De la douzaine de films de Boorman que j'ai vus, il n'y en a guère qu'un qui m'a déçu, c'est "Duel dans le Pacifique".
Pourtant l'idée de départ est excellente. Deux militaires, l'un américain, l'autre japonais, se retrouvent seuls sur un atoll perdu dans le pacifique. Chacun ne parle que sa langue.
Dans un premier temps, étant ennemis par la force des choses ou par conviction (on ne le sait pas), chacun veut être maître de l'île ou a minima de l'autre. Puis vint le temps difficile mais indispensable de la collaboration pour construire un radeau et quitter l'île.
La photographie et la mise en scène sont de bon niveau. La difficile cohabitation entre les deux personnages est très bien montée. Il faut se rappeler que les deux acteurs Lee Marvin et Toshiro Mifune étaient des vétérans de cette même guerre et que ce tournage n'était probablement pas neutre pour les deux d'autant que ni l'un ni l'autre ne parlait la langue de l'autre.
On pourrait bien sûr discuter longtemps de la réalité de cette sombre rivalité de départ entre les deux personnages. Disons, même si je n'en suis pas tellement convaincu, qu'elle peut être vraisemblable dans la mesure où on a affaire à deux bidasses dont le profil intellectuel, par définition, n'est pas forcément formaté pour les grands sentiments. Ok, à la rigueur. Le seul aboutissement de leur collaboration se concrétise par une bonne biture au saké avant de se fâcher à nouveau. Ok. Pourquoi pas.

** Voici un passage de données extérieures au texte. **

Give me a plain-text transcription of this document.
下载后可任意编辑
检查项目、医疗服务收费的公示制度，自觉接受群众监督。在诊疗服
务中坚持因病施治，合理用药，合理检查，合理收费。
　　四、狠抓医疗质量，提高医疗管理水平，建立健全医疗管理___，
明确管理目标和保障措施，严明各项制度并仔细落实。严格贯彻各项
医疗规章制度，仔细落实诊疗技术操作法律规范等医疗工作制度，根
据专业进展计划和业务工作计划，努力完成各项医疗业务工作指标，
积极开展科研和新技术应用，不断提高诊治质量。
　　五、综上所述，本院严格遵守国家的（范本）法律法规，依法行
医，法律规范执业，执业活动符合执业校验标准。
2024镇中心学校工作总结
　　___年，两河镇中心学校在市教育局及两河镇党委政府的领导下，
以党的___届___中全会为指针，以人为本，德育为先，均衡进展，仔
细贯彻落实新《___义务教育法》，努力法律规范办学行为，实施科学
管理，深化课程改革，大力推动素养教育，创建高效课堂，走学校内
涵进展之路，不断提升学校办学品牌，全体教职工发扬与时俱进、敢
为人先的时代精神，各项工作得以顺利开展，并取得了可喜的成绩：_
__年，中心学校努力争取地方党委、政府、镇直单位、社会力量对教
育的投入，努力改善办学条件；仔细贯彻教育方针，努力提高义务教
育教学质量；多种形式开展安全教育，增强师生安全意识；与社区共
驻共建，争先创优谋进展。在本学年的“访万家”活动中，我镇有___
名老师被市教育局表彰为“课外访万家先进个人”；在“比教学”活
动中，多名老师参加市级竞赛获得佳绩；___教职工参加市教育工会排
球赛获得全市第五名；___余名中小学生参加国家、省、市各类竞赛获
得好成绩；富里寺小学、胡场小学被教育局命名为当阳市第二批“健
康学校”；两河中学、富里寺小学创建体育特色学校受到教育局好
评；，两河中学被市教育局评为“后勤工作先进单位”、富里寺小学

Seulement, voilà. Je veux bien que tout ceci soit nécessaire. Mais est-ce bien suffisant pour faire un bon film (suivant mes critères) ?
L'idée de réinventer l'histoire de Robinson Crusoe dans le cadre d'une guerre est excellente mais pour en faire quoi, pour aboutir à quoi ? Pour nous dire que les deux militaires sont mentalement tellement éloignés l'un de l'autre (idéologie, cultures différentes) qu'ils ne peuvent pas sortir de leurs cadres respectifs et, au mieux, retournent à leur statut initial d'ennemi. Tout ça pour ça !
La haine est tellement ancrée dans chacun des personnages que même l'effort de la collaboration n'a pas suffi à la transcender.
Personnellement, je reste sur ma faim. Alors qu'il y avait d'autres possibilités bien plus intéressantes sans aller à un quelconque happy end qui aurait tout aussi été mal venu.
Simplement développer des valeurs humanistes de reconnaissance ou de respect mutuels. Sans même parler d'intégration ou d'amitié.
Et ce n'est pas la fin imaginée par les producteurs ou la fin, dite alternative, voulue par Boorman qui ne me satisfont.
Spoiler : dans la fin voulue par Boorman, les deux militaires retrouvent leur attitude (patriotique !) d'ennemis. Dans celle retenue par les producteurs, les deux militaires, fâchés, disparaissent dans une absurde explosion inattendue, sortie d'on ne sait où, juste avant le mot "End".